Solver Backends¶
PyEPO separates the training frontend from the optimization backend. A
backend supplies the optModel interface: update the objective with
setObj and solve with solve. Training methods depend only on this
interface, so the same training code can run on any backend.
Supported Backends¶
Backend |
License |
Problem classes |
Notes |
|---|---|---|---|
|
commercial, free academic license |
LP, MIP, QP, quadratic constraints |
default backend with lazy-constraint callbacks (TSP DFJ, VRP RCI) and cut recycling |
|
commercial, free academic license |
LP, MIP, QP, quadratic constraints |
callback support matches Gurobi |
|
open (the modeling layer) |
whatever the chosen solver supports |
|
|
open |
LP, MIP (no quadratics) |
pywraplp with |
|
open |
LP, QP |
JAX-based first-order (PDHG) solver on GPU. Solves whole batches at once.

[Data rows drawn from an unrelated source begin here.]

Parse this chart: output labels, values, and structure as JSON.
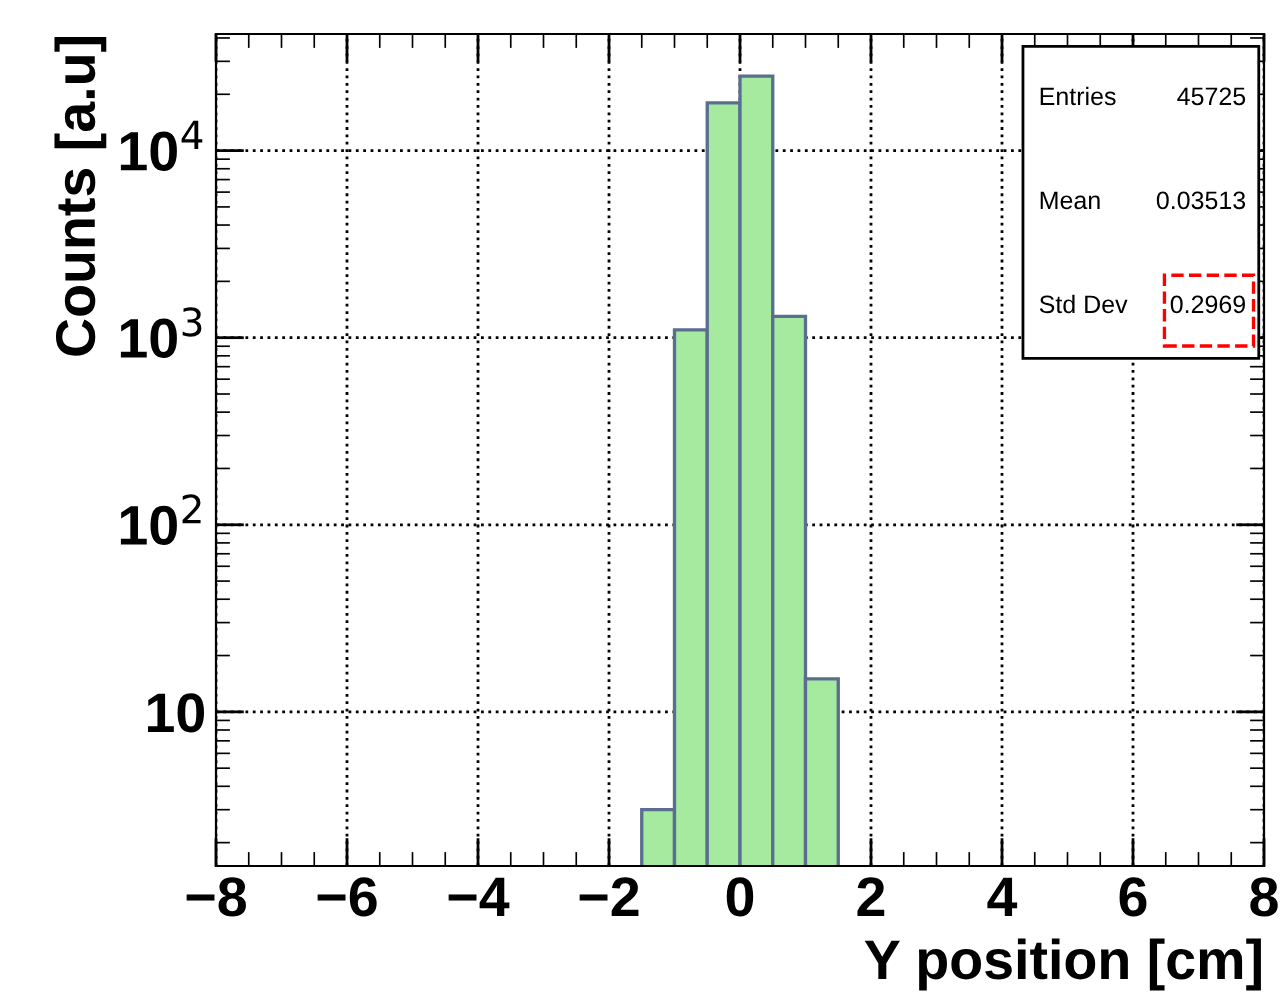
{
  "chart_data": {
    "type": "histogram",
    "xlabel": "Y position [cm]",
    "ylabel": "Counts [a.u]",
    "bins": [
      -1.5,
      -1.0,
      -0.5,
      0.0,
      0.5,
      1.0,
      1.5
    ],
    "values": [
      3,
      1100,
      18000,
      25000,
      1300,
      15
    ],
    "color": "#a6eaa0",
    "log": "y",
    "xlim": [
      -8,
      8
    ],
    "xticks": [
      {
        "value": -8,
        "label": "−8"
      },
      {
        "value": -6,
        "label": "−6"
      },
      {
        "value": -4,
        "label": "−4"
      },
      {
        "value": -2,
        "label": "−2"
      },
      0,
      2,
      4,
      6,
      8
    ],
    "ylim": [
      1.5,
      42000
    ],
    "yticks": [
      10,
      {
        "value": 100,
        "label": "10$^{2}$"
      },
      {
        "value": 1000,
        "label": "10$^{3}$"
      },
      {
        "value": 10000,
        "label": "10$^{4}$"
      }
    ],
    "grid": true,
    "annotations": [
      "Entries",
      "45725",
      "Mean",
      "0.03513",
      "Std Dev",
      "0.2969"
    ]
  }
}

Continuous only: integer variables are relaxed with a warning |
Selecting a Backend¶
The DSL compile and the built-in model factories take a backend
keyword, so the same problem definition runs on any installed backend:
optmodel = prob.compile(backend="gurobi")

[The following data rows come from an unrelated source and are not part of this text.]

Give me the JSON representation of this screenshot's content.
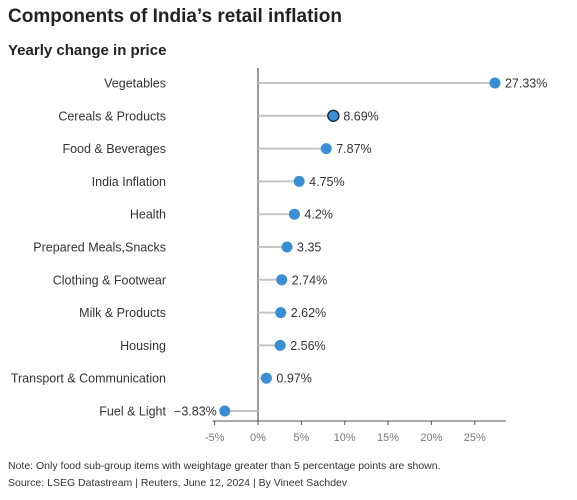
{
  "title": "Components of India’s retail inflation",
  "subtitle": "Yearly change in price",
  "note": "Note: Only food sub-group items with weightage greater than 5 percentage points are shown.",
  "source": "Source: LSEG Datastream | Reuters, June 12, 2024 | By Vineet Sachdev",
  "colors": {
    "dot": "#3a8fd4",
    "highlight_stroke": "#1a2a3a",
    "stem": "#c4c4c4",
    "axis": "#555555"
  },
  "chart_data": {
    "type": "lollipop",
    "title": "Components of India’s retail inflation",
    "subtitle": "Yearly change in price",
    "xlim": [
      -5,
      28
    ],
    "xticks": [
      -5,
      0,
      5,
      10,
      15,
      20,
      25
    ],
    "xtick_labels": [
      "-5%",
      "0%",
      "5%",
      "10%",
      "15%",
      "20%",
      "25%"
    ],
    "highlight": "Cereals & Products",
    "categories": [
      "Vegetables",
      "Cereals & Products",
      "Food & Beverages",
      "India Inflation",
      "Health",
      "Prepared Meals,Snacks",
      "Clothing & Footwear",
      "Milk & Products",
      "Housing",
      "Transport & Communication",
      "Fuel & Light"
    ],
    "values": [
      27.33,
      8.69,
      7.87,
      4.75,
      4.2,
      3.35,
      2.74,
      2.62,
      2.56,
      0.97,
      -3.83
    ],
    "value_labels": [
      "27.33%",
      "8.69%",
      "7.87%",
      "4.75%",
      "4.2%",
      "3.35",
      "2.74%",
      "2.62%",
      "2.56%",
      "0.97%",
      "−3.83%"
    ]
  }
}
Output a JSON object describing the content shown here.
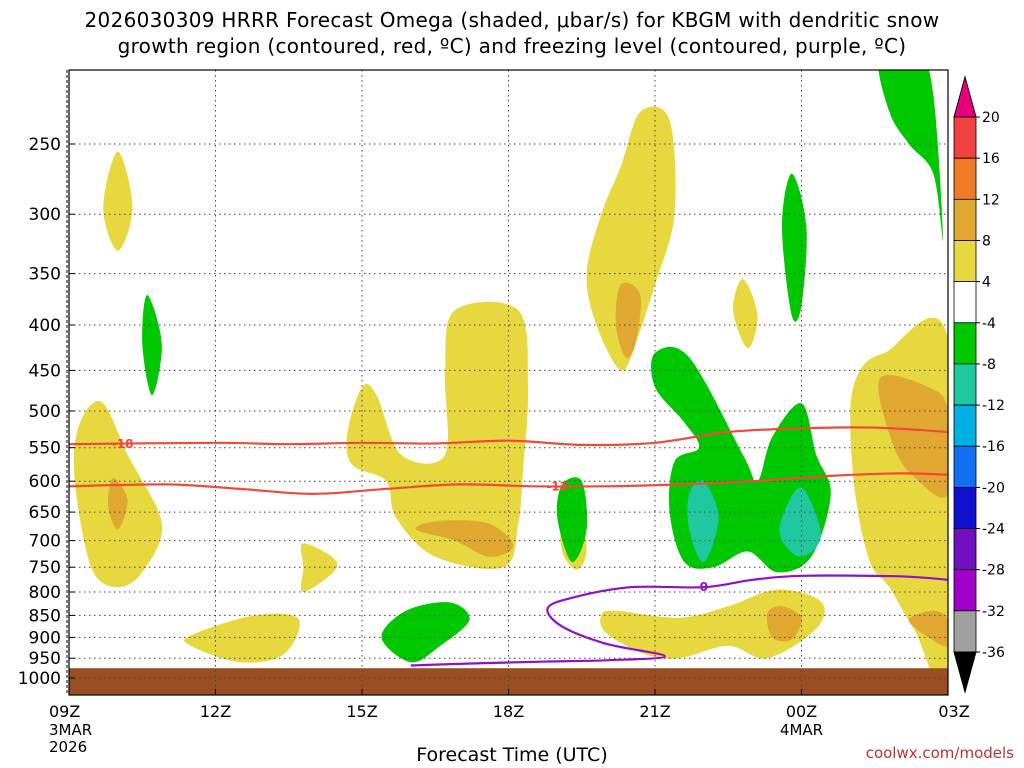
{
  "title": {
    "line1": "2026030309 HRRR Forecast Omega (shaded, μbar/s) for KBGM with dendritic snow",
    "line2": "growth region (contoured, red, ºC) and freezing level (contoured, purple, ºC)"
  },
  "credit": "coolwx.com/models",
  "chart_data": {
    "type": "contour-heatmap",
    "title": "2026030309 HRRR Forecast Omega (shaded, μbar/s) for KBGM with dendritic snow growth region (contoured, red, ºC) and freezing level (contoured, purple, ºC)",
    "xlabel": "Forecast Time (UTC)",
    "ylabel": "Pressure (hPa)",
    "x_range_hours": [
      0,
      18
    ],
    "x_ticks": [
      {
        "h": 0,
        "label": "09Z",
        "sub": [
          "3MAR",
          "2026"
        ]
      },
      {
        "h": 3,
        "label": "12Z"
      },
      {
        "h": 6,
        "label": "15Z"
      },
      {
        "h": 9,
        "label": "18Z"
      },
      {
        "h": 12,
        "label": "21Z"
      },
      {
        "h": 15,
        "label": "00Z",
        "sub": [
          "4MAR"
        ]
      },
      {
        "h": 18,
        "label": "03Z"
      }
    ],
    "y_range_hpa": [
      1050,
      200
    ],
    "y_ticks": [
      250,
      300,
      350,
      400,
      450,
      500,
      550,
      600,
      650,
      700,
      750,
      800,
      850,
      900,
      950,
      1000
    ],
    "ground_pressure_hpa": 975,
    "colorbar": {
      "labels": [
        "20",
        "16",
        "12",
        "8",
        "4",
        "-4",
        "-8",
        "-12",
        "-16",
        "-20",
        "-24",
        "-28",
        "-32",
        "-36"
      ],
      "colors": [
        "#e8007a",
        "#f04040",
        "#f07a28",
        "#e0a830",
        "#e8d840",
        "#ffffff",
        "#00c800",
        "#20c8a0",
        "#00b0e0",
        "#1070f0",
        "#1010d0",
        "#7010c0",
        "#a000c8",
        "#a0a0a0",
        "#000000"
      ]
    },
    "shaded_regions": [
      {
        "level": 4,
        "points": [
          [
            1.0,
            255
          ],
          [
            1.3,
            295
          ],
          [
            1.0,
            330
          ],
          [
            0.7,
            295
          ]
        ]
      },
      {
        "level": 4,
        "points": [
          [
            0.3,
            505
          ],
          [
            0.7,
            490
          ],
          [
            1.2,
            560
          ],
          [
            1.9,
            670
          ],
          [
            1.5,
            760
          ],
          [
            1.0,
            790
          ],
          [
            0.5,
            760
          ],
          [
            0.2,
            650
          ],
          [
            0.1,
            560
          ]
        ]
      },
      {
        "level": 8,
        "points": [
          [
            0.9,
            595
          ],
          [
            1.2,
            630
          ],
          [
            1.0,
            680
          ],
          [
            0.8,
            640
          ]
        ]
      },
      {
        "level": -4,
        "points": [
          [
            1.6,
            370
          ],
          [
            1.9,
            420
          ],
          [
            1.7,
            480
          ],
          [
            1.5,
            420
          ]
        ]
      },
      {
        "level": 4,
        "points": [
          [
            2.5,
            895
          ],
          [
            3.8,
            850
          ],
          [
            4.7,
            858
          ],
          [
            4.4,
            940
          ],
          [
            3.5,
            960
          ],
          [
            2.5,
            920
          ]
        ]
      },
      {
        "level": 4,
        "points": [
          [
            4.8,
            705
          ],
          [
            5.5,
            745
          ],
          [
            4.8,
            800
          ],
          [
            4.8,
            750
          ]
        ]
      },
      {
        "level": -4,
        "points": [
          [
            6.9,
            840
          ],
          [
            7.8,
            822
          ],
          [
            8.2,
            860
          ],
          [
            7.6,
            920
          ],
          [
            7.0,
            960
          ],
          [
            6.4,
            900
          ]
        ]
      },
      {
        "level": 4,
        "points": [
          [
            6.0,
            470
          ],
          [
            6.3,
            480
          ],
          [
            6.8,
            560
          ],
          [
            7.7,
            560
          ],
          [
            7.7,
            450
          ],
          [
            7.9,
            385
          ],
          [
            9.2,
            385
          ],
          [
            9.4,
            470
          ],
          [
            9.3,
            580
          ],
          [
            9.2,
            670
          ],
          [
            8.9,
            750
          ],
          [
            7.5,
            730
          ],
          [
            6.7,
            660
          ],
          [
            6.5,
            600
          ],
          [
            5.8,
            575
          ],
          [
            5.7,
            530
          ]
        ]
      },
      {
        "level": 8,
        "points": [
          [
            7.1,
            680
          ],
          [
            7.6,
            665
          ],
          [
            8.6,
            670
          ],
          [
            9.1,
            710
          ],
          [
            8.6,
            730
          ],
          [
            7.9,
            700
          ]
        ]
      },
      {
        "level": 4,
        "points": [
          [
            10.1,
            660
          ],
          [
            10.4,
            630
          ],
          [
            10.6,
            715
          ],
          [
            10.4,
            755
          ],
          [
            10.1,
            720
          ]
        ]
      },
      {
        "level": -4,
        "points": [
          [
            10.1,
            605
          ],
          [
            10.5,
            600
          ],
          [
            10.6,
            680
          ],
          [
            10.3,
            740
          ],
          [
            10.0,
            660
          ]
        ]
      },
      {
        "level": 4,
        "points": [
          [
            11.7,
            230
          ],
          [
            12.3,
            235
          ],
          [
            12.4,
            300
          ],
          [
            12.0,
            360
          ],
          [
            11.6,
            420
          ],
          [
            11.3,
            450
          ],
          [
            10.8,
            400
          ],
          [
            10.6,
            350
          ],
          [
            10.9,
            300
          ],
          [
            11.3,
            265
          ]
        ]
      },
      {
        "level": 8,
        "points": [
          [
            11.3,
            360
          ],
          [
            11.7,
            370
          ],
          [
            11.6,
            420
          ],
          [
            11.4,
            435
          ],
          [
            11.2,
            400
          ]
        ]
      },
      {
        "level": 4,
        "points": [
          [
            13.8,
            355
          ],
          [
            14.1,
            390
          ],
          [
            13.9,
            425
          ],
          [
            13.6,
            385
          ]
        ]
      },
      {
        "level": -4,
        "points": [
          [
            12.0,
            430
          ],
          [
            12.7,
            435
          ],
          [
            13.8,
            560
          ],
          [
            14.1,
            600
          ],
          [
            14.4,
            535
          ],
          [
            15.0,
            490
          ],
          [
            15.3,
            560
          ],
          [
            15.6,
            620
          ],
          [
            15.2,
            730
          ],
          [
            14.5,
            760
          ],
          [
            13.9,
            720
          ],
          [
            13.2,
            750
          ],
          [
            12.6,
            740
          ],
          [
            12.3,
            650
          ],
          [
            12.4,
            570
          ],
          [
            12.9,
            550
          ],
          [
            12.6,
            515
          ],
          [
            12.0,
            470
          ]
        ]
      },
      {
        "level": -8,
        "points": [
          [
            12.7,
            620
          ],
          [
            13.0,
            600
          ],
          [
            13.3,
            660
          ],
          [
            13.0,
            740
          ],
          [
            12.7,
            680
          ]
        ]
      },
      {
        "level": -8,
        "points": [
          [
            14.6,
            660
          ],
          [
            15.0,
            610
          ],
          [
            15.4,
            690
          ],
          [
            15.0,
            730
          ],
          [
            14.6,
            700
          ]
        ]
      },
      {
        "level": -4,
        "points": [
          [
            14.8,
            270
          ],
          [
            15.1,
            310
          ],
          [
            15.0,
            380
          ],
          [
            14.8,
            390
          ],
          [
            14.6,
            310
          ]
        ]
      },
      {
        "level": 4,
        "points": [
          [
            11.2,
            840
          ],
          [
            12.5,
            855
          ],
          [
            13.5,
            830
          ],
          [
            14.5,
            795
          ],
          [
            15.4,
            820
          ],
          [
            15.3,
            880
          ],
          [
            14.3,
            950
          ],
          [
            13.5,
            920
          ],
          [
            12.5,
            950
          ],
          [
            11.8,
            940
          ],
          [
            11.0,
            890
          ],
          [
            10.9,
            850
          ]
        ]
      },
      {
        "level": 8,
        "points": [
          [
            14.3,
            845
          ],
          [
            14.6,
            830
          ],
          [
            15.0,
            855
          ],
          [
            14.8,
            905
          ],
          [
            14.4,
            900
          ]
        ]
      },
      {
        "level": -4,
        "points": [
          [
            16.6,
            200
          ],
          [
            17.4,
            200
          ],
          [
            17.7,
            220
          ],
          [
            17.9,
            320
          ],
          [
            17.7,
            270
          ],
          [
            17.2,
            250
          ],
          [
            16.8,
            230
          ]
        ]
      },
      {
        "level": 4,
        "points": [
          [
            16.2,
            450
          ],
          [
            16.7,
            430
          ],
          [
            18.0,
            415
          ],
          [
            18.0,
            990
          ],
          [
            17.3,
            880
          ],
          [
            16.8,
            790
          ],
          [
            16.4,
            740
          ],
          [
            16.1,
            620
          ],
          [
            16.0,
            500
          ]
        ]
      },
      {
        "level": 8,
        "points": [
          [
            16.6,
            460
          ],
          [
            17.6,
            470
          ],
          [
            18.0,
            500
          ],
          [
            18.0,
            620
          ],
          [
            17.4,
            600
          ],
          [
            16.9,
            550
          ]
        ]
      },
      {
        "level": 8,
        "points": [
          [
            17.2,
            860
          ],
          [
            17.7,
            840
          ],
          [
            18.0,
            860
          ],
          [
            18.0,
            920
          ],
          [
            17.6,
            900
          ]
        ]
      }
    ],
    "contours": [
      {
        "name": "dgz-top",
        "value": -18,
        "color": "#f04a3a",
        "label": "-18",
        "label_at": [
          1.1,
          545
        ],
        "points": [
          [
            0,
            545
          ],
          [
            3.0,
            543
          ],
          [
            4.5,
            545
          ],
          [
            6.0,
            543
          ],
          [
            7.5,
            544
          ],
          [
            9.0,
            540
          ],
          [
            10.5,
            546
          ],
          [
            12.0,
            543
          ],
          [
            13.5,
            528
          ],
          [
            15.0,
            523
          ],
          [
            16.5,
            522
          ],
          [
            18.0,
            528
          ]
        ]
      },
      {
        "name": "dgz-bottom",
        "value": -12,
        "color": "#f04a3a",
        "label": "-12",
        "label_at": [
          10.0,
          608
        ],
        "points": [
          [
            0,
            608
          ],
          [
            2.0,
            605
          ],
          [
            3.5,
            612
          ],
          [
            5.0,
            620
          ],
          [
            6.5,
            612
          ],
          [
            8.0,
            605
          ],
          [
            9.5,
            608
          ],
          [
            11.0,
            608
          ],
          [
            12.5,
            605
          ],
          [
            14.0,
            600
          ],
          [
            15.5,
            592
          ],
          [
            17.0,
            588
          ],
          [
            18.0,
            590
          ]
        ]
      },
      {
        "name": "freezing-level",
        "value": 0,
        "color": "#9010c8",
        "label": "0",
        "label_at": [
          13.0,
          790
        ],
        "points": [
          [
            18.0,
            775
          ],
          [
            17.0,
            768
          ],
          [
            15.0,
            767
          ],
          [
            14.0,
            775
          ],
          [
            13.0,
            790
          ],
          [
            11.5,
            790
          ],
          [
            10.3,
            812
          ],
          [
            9.8,
            835
          ],
          [
            10.1,
            875
          ],
          [
            11.0,
            915
          ],
          [
            12.2,
            945
          ],
          [
            11.0,
            955
          ],
          [
            9.8,
            958
          ],
          [
            8.5,
            962
          ],
          [
            7.0,
            968
          ]
        ]
      }
    ]
  }
}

optmodel = prob.compile(backend="pyomo", solver="appsi_highs") # open solver
optmodel = prob.compile(backend="mpax") # LP/QP on GPU
model = pyepo.model.shortestPathModel(grid) # default Gurobi
model = pyepo.model.shortestPathModel(grid, backend="ortools", solver="scip")
Solver Parameters¶
compile and the model factories forward keyword arguments to the backend.

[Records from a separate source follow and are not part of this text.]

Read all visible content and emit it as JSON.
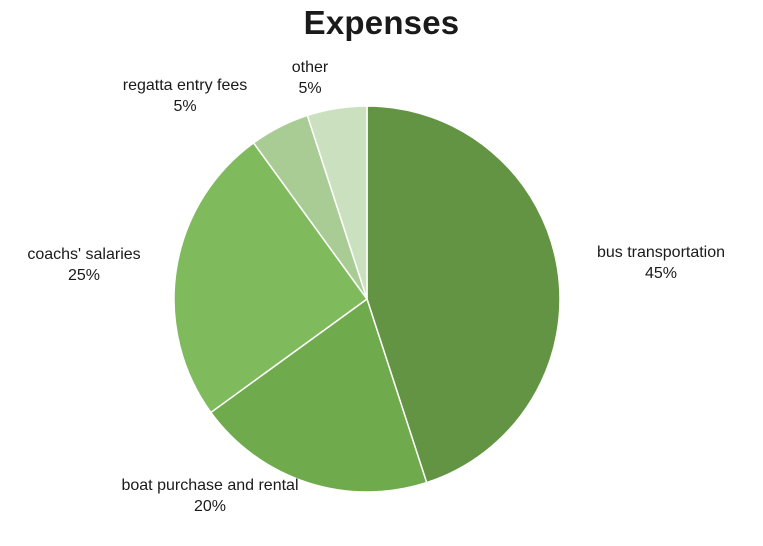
{
  "chart_data": {
    "type": "pie",
    "title": "Expenses",
    "start_angle_deg": 0,
    "direction": "clockwise",
    "slices": [
      {
        "label": "bus transportation",
        "value": 45,
        "value_label": "45%",
        "color": "#639443"
      },
      {
        "label": "boat purchase and rental",
        "value": 20,
        "value_label": "20%",
        "color": "#6faa4c"
      },
      {
        "label": "coachs' salaries",
        "value": 25,
        "value_label": "25%",
        "color": "#7fbb5d"
      },
      {
        "label": "regatta entry fees",
        "value": 5,
        "value_label": "5%",
        "color": "#a9cc95"
      },
      {
        "label": "other",
        "value": 5,
        "value_label": "5%",
        "color": "#cbe0bf"
      }
    ]
  }
}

timelimit= (seconds) sets a time limit where supported. Other keywords
pass through as native solver parameters where the backend accepts them.
prob.compile(backend="gurobi", timelimit=10)
prob.compile(backend="gurobi", MIPGap=0.01)
The full per-backend keyword table is in DSL Models.
MPAX: GPU Batch Solving¶
MPAX solves an entire mini-batch in one GPU dispatch, so optDataset
construction and each training step avoid the per-instance solver loop. With
the JAX frontend, the solve is traceable and the whole training step compiles
under jax.jit (see JAX Frontend). The PyTorch frontend uses the
same batched solve through a DLPack bridge. PDHG is a continuous first-order
method, so integer and binary variables are relaxed to their bounds. Solutions
may therefore be fractional. PyEPO warns when this relaxation is used.